Notre ville s’est développée grâce au train. Des centaines d’emplois dépendant du service ferroviaire, qui permet à plusieurs entreprises de s’approvisionner et d’expédier leur production partout au Canada et aux États-Unis.
Affirmer ceci n’est pas un constat purement économique strictement basé sur l’argent et le profit. L’économie n’évolue pas dans une boite fermée, coupée des autres besoins dans la société.
Le maintien de l’activité économique, c’est le maintien et la croissance des emplois chez nous.
C’est ce qui permet de retenir et d’attirer des familles et des individus à Lac-Mégantic et dans la région.

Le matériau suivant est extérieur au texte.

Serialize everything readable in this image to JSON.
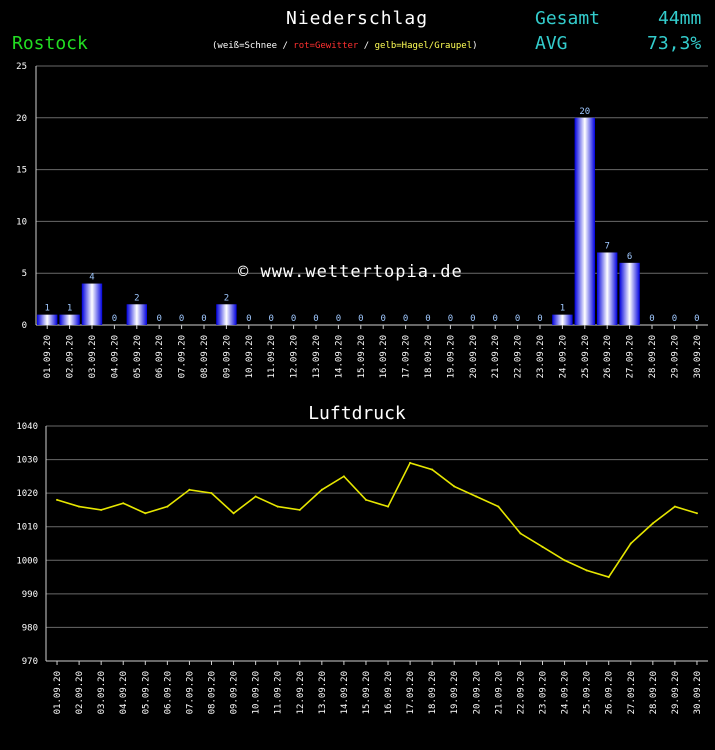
{
  "header": {
    "title": "Niederschlag",
    "station": "Rostock",
    "legend": {
      "open": "(",
      "snow": "weiß=Schnee",
      "sep1": " / ",
      "storm": "rot=Gewitter",
      "sep2": " / ",
      "hail": "gelb=Hagel/Graupel",
      "close": ")"
    },
    "gesamt_label": "Gesamt",
    "gesamt_value": "44mm",
    "avg_label": "AVG",
    "avg_value": "73,3%"
  },
  "watermark": "© www.wettertopia.de",
  "colors": {
    "bar": "#2a2aff",
    "pressure_line": "#e6e600",
    "station": "#22dd22",
    "stats": "#33cccc"
  },
  "chart_data": [
    {
      "type": "bar",
      "title": "",
      "xlabel": "",
      "ylabel": "",
      "ylim": [
        0,
        25
      ],
      "yticks": [
        0,
        5,
        10,
        15,
        20,
        25
      ],
      "grid": true,
      "categories": [
        "01.09.20",
        "02.09.20",
        "03.09.20",
        "04.09.20",
        "05.09.20",
        "06.09.20",
        "07.09.20",
        "08.09.20",
        "09.09.20",
        "10.09.20",
        "11.09.20",
        "12.09.20",
        "13.09.20",
        "14.09.20",
        "15.09.20",
        "16.09.20",
        "17.09.20",
        "18.09.20",
        "19.09.20",
        "20.09.20",
        "21.09.20",
        "22.09.20",
        "23.09.20",
        "24.09.20",
        "25.09.20",
        "26.09.20",
        "27.09.20",
        "28.09.20",
        "29.09.20",
        "30.09.20"
      ],
      "values": [
        1,
        1,
        4,
        0,
        2,
        0,
        0,
        0,
        2,
        0,
        0,
        0,
        0,
        0,
        0,
        0,
        0,
        0,
        0,
        0,
        0,
        0,
        0,
        1,
        20,
        7,
        6,
        0,
        0,
        0
      ]
    },
    {
      "type": "line",
      "title": "Luftdruck",
      "xlabel": "",
      "ylabel": "",
      "ylim": [
        970,
        1040
      ],
      "yticks": [
        970,
        980,
        990,
        1000,
        1010,
        1020,
        1030,
        1040
      ],
      "grid": true,
      "categories": [
        "01.09.20",
        "02.09.20",
        "03.09.20",
        "04.09.20",
        "05.09.20",
        "06.09.20",
        "07.09.20",
        "08.09.20",
        "09.09.20",
        "10.09.20",
        "11.09.20",
        "12.09.20",
        "13.09.20",
        "14.09.20",
        "15.09.20",
        "16.09.20",
        "17.09.20",
        "18.09.20",
        "19.09.20",
        "20.09.20",
        "21.09.20",
        "22.09.20",
        "23.09.20",
        "24.09.20",
        "25.09.20",
        "26.09.20",
        "27.09.20",
        "28.09.20",
        "29.09.20",
        "30.09.20"
      ],
      "values": [
        1018,
        1016,
        1015,
        1017,
        1014,
        1016,
        1021,
        1020,
        1014,
        1019,
        1016,
        1015,
        1021,
        1025,
        1018,
        1016,
        1029,
        1027,
        1022,
        1019,
        1016,
        1008,
        1004,
        1000,
        997,
        995,
        1005,
        1011,
        1016,
        1014
      ]
    }
  ]
}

C’est ce qui permet de maintenir des services et des commerces.
C’est ce qui permet d’assurer la vitalité de la communauté, ce qui permet d’avoir des jeunes dans les classes de nos écoles, dont les parents sont en mesure de gagner leur vie.
Les composantes sociales et économiques s’entremêlent et se nourrissent l’une et l’autre. Cela fait partie du nécessaire équilibre dans une communauté.
Merci d’en prendre compte dans votre évaluation du dossier ferroviaire, et surtout, merci de votre attention.